Pretty sure, I wrote a muxer for those type of tracks years ago. Here's a sample: https://subler.org/downloads/608.mp4

That is interesting as it is a different method than any of my content providers are currently providing. Could you provide a sample with a video track also? It is hard to verify the muxing method for sure with only captions present.

comment:23 by Devin Heitmueller, 3 hours ago

Ok, so a few comments.

The MP4 format can certainly do a dedicated 608 track (i.e. it doesn't have to be embedded in SEI). In fact, the MP4 muxer (movenc.c) supports this, although looking at the code I wouldn't say it's very robust. Also, I've implemented correct output of 608 with decklink when the file source is MP4 and it has a c608 track.

So in terms of the various standards, it's definitely possible to embed a 608 stream in an MP4 without it being in the H.264 SEI.

See the following link from Apple on the cdat atom:

https://developer.apple.com/documentation/quicktime-file-format/closed_captioning_sample_data

The cc_fifo mechanism I wrote for ffmpeg was never intended arbitrary 608 padding if not present in the source stream. It just ensures the 608 tuples are embedded with the proper rate control assuming it's already present in the source. That said, it wouldn't be hard to have the cc_fifo insert padding.

My suggestion would be we should add a BSF which takes in the 608 stream from the SCC, reformats the 608 tuples to have the proper rate, and then feeds into the MP4 mux. We already have the vf_ccrepack filter which operates on AVFrames, but we would need to create a BSF equivalent which works on C608 AVPackets.

comment:24 by Devin Heitmueller, 3 hours ago

I took a look at the actual command line provided by the OP, as well as the code, and it does work as expected when the MP4 is created in MOV mode.

To create the file in MOV mode, specify the filename as ".mov" rather than ".mp4". For example:

./ffmpeg -i ../../whatever.ts -i ../../AIM-2301_premiereExport.scc -map 0:v -map 0:a -map 1 -c:v copy -c:a copy -c:s copy output.mov

Once you do that, it creates the output file with a caption track, and the result is playable in Quicktime:

Example output:

Stream #0:7[0x8]: Subtitle: eia_608 (c608 / 0x38303663), 0 kb/s (default)

Metadata:

handler_name : ClosedCaptionHandler

in reply to:  23 ; comment:25 by softworkz, 73 minutes ago

Replying to Devin Heitmueller:

Ok, so a few comments.

The MP4 format can certainly do a dedicated 608 track (i.e. it doesn't have to be embedded in SEI).

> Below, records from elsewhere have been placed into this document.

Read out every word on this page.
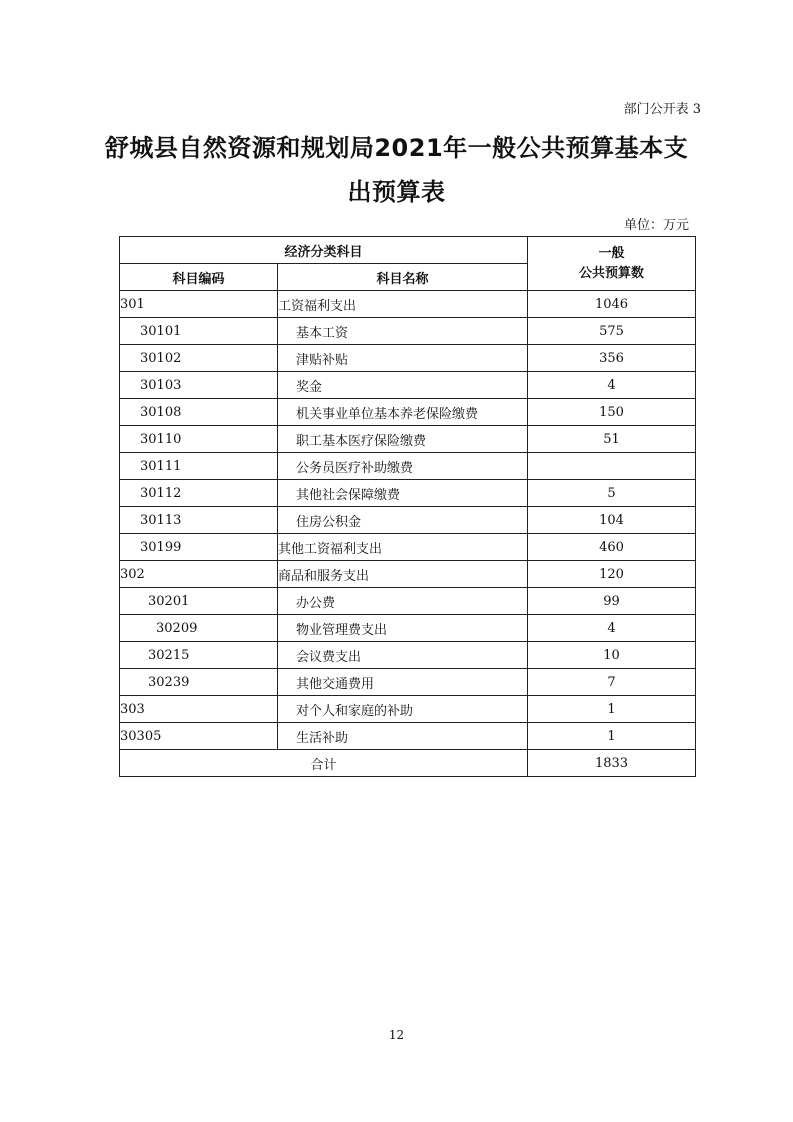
部门公开表 3
舒城县自然资源和规划局2021年一般公共预算基本支
出预算表
单位：万元
经济分类科目		一般
公共预算数

科目编码	科目名称	
301	工资福利支出	1046
30101	基本工资	575
30102	津贴补贴	356
30103	奖金	4
30108	机关事业单位基本养老保险缴费	150
30110	职工基本医疗保险缴费	51
30111	公务员医疗补助缴费	
30112	其他社会保障缴费	5
30113	住房公积金	104
30199	其他工资福利支出	460
302	商品和服务支出	120
30201	办公费	99
30209	物业管理费支出	4
30215	会议费支出	10
30239	其他交通费用	7
303	对个人和家庭的补助	1
30305	生活补助	1
合计		1833
12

Sure, but that doesn't help Zach for broadcasting, where the CCs need to be in the video stream.

in reply to:  25 comment:26 by Devin Heitmueller, 62 minutes ago

Replying to softworkz:

Sure, but that doesn't help Zach for broadcasting, where the CCs need to be in the video stream.

We don't have definitive requirements about how the file should be formatted. Some playout systems are fine with the captions being in a separate stream (in particular if the MP4 will go through a playout system that outputs as SDI). Hence hearing "for broadcast" doesn't really mean much, since you would never broadcast an MP4 container without some form of processing.

That said, if Zach really does need it in the SEI stream, then agreed we would probably have to make some code changes. The subcc lavfi feature lets you go from SEI to an AVPacket stream, but we don't really have a solution today to go in the other direction.

And yes, the "one in, one out" limitation of the BSF framework really does make this harder, since you can't write a BSF to mix data from two separate streams.

Also, I'm assuming that he wants to do this entirely in the compressed domain without re-encoding the video. I would probably suggest two different approaches depending on whether it needs to be done entirely in the compressed domain versus if we just have to be able to get the 608 stream recombined with the video AVFrames prior to encoding.